And I guess, the hook callback codes make a different to the internal states of the engine, but I'm not familiar with Unicorn codebase, and the code generation engine it used, when I try to look for gen_helper_uc_tracecode from the source, only one invoke location and the definition is nowhere.

I'm continue investigating this bug and would like to fix it, but I really need some help from you, thank you.

aquynh · 2015-12-02T11:16:15Z

Can you please put together a sample code exposing this issue, and send in
a pull request to put it under tests/regress/ or tests/unit/ ?

Thanks.

JCYang · 2015-12-02T14:30:06Z

I'm sorry that I can't provide the codes which trigger this bug for some reasons, and I don't know how to properly construct a minimal test case. So I asked for help, try to find and fix it locally. Of course I will send a pull request once I identify and fix it, if I can't fix it by myself, I will also share my discover with you here.

aquynh · 2015-12-03T01:58:08Z

if you can narrow down the input to just some bytes triggering the issue, i think you can show it without disclosing anything.

JCYang · 2015-12-03T07:33:06Z

@aquynh Once I know the range of bytes trigger this issue, I will share it.

Now some new discovery, I found the point probably should be responsible for this issue or somehow relate. I attach to the thread continue occupy the CPU(one core full load), and the stack trace is like this:

(gdb) bt
#0 0x051cd70b in static_code_gen_buffer ()
from C:\Python27\lib\site-packages\unicorn\unicorn.dll
#1 0x00000015 in ?? ()
#2 0x02b0b83e in save_globals_arm (s=0x0, allocated_regs=27)
at E:/MyProjects/unicorn/qemu/tcg/tcg.c:1950
Backtrace stopped: previous frame inner to this frame (corrupt stack?)

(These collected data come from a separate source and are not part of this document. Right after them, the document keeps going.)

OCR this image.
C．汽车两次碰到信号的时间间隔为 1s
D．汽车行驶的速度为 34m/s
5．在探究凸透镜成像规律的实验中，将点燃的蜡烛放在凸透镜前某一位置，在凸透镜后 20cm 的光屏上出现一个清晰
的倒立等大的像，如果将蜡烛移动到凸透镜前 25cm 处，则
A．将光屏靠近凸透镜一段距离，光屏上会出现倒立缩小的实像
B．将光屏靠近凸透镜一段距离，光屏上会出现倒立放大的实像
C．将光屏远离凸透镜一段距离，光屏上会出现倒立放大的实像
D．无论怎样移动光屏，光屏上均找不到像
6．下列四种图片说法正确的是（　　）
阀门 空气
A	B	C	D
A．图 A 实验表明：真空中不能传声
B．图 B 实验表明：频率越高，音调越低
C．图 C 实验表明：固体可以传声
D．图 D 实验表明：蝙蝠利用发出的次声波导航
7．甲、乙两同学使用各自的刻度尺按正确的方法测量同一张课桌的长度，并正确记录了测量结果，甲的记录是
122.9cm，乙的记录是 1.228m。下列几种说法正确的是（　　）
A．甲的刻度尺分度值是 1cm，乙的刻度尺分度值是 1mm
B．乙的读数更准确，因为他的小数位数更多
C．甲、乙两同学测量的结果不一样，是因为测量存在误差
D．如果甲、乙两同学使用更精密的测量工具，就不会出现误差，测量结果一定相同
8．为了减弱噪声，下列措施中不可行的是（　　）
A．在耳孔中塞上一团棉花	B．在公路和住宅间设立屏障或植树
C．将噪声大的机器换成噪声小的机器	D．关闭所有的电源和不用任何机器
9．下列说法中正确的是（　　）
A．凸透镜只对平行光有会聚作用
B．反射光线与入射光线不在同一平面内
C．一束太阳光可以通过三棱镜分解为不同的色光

I run the same debug session in a linux build and the backtrace is also similar, gdb complain stack corrupt.

(gdb) thread 2
[Switching to thread 2 (Thread 0x7f2c68b03700 (LWP 6064))]
#0 0x00007f2c6d86ed7e in static_code_gen_buffer () from /usr/lib/libunicorn.so
(gdb) bt
#0 0x00007f2c6d86ed7e in static_code_gen_buffer () from /usr/lib/libunicorn.so
#1 0x00007f2c6a70b0f0 in ?? ()
#2 0x000000000000001c in ?? ()
#3 0x0000000010000000 in ?? ()
#4 0x00007f2c6a70b0f0 in ?? ()
#5 0x00007f2c68b02970 in ?? ()
#6 0x00007f2c6af38819 in tcg_temp_free_internal_arm (
s=<error reading variable: Cannot access memory at address 0xffffffffffffffe8>,
idx=<error reading variable: Cannot access memory at address 0xffffffffffffffe4>) at /home/jcyang/development/unicorn/qemu/tcg/tcg.c:628
Backtrace stopped: previous frame inner to this frame (corrupt stack?)

And both point that static_code_gen_buffer() as the top of the stack.

aquynh · 2015-12-04T02:53:43Z

you can find out which instruction triggers the crash by hooking every instructions, and print out its bytes before the instruction is executed.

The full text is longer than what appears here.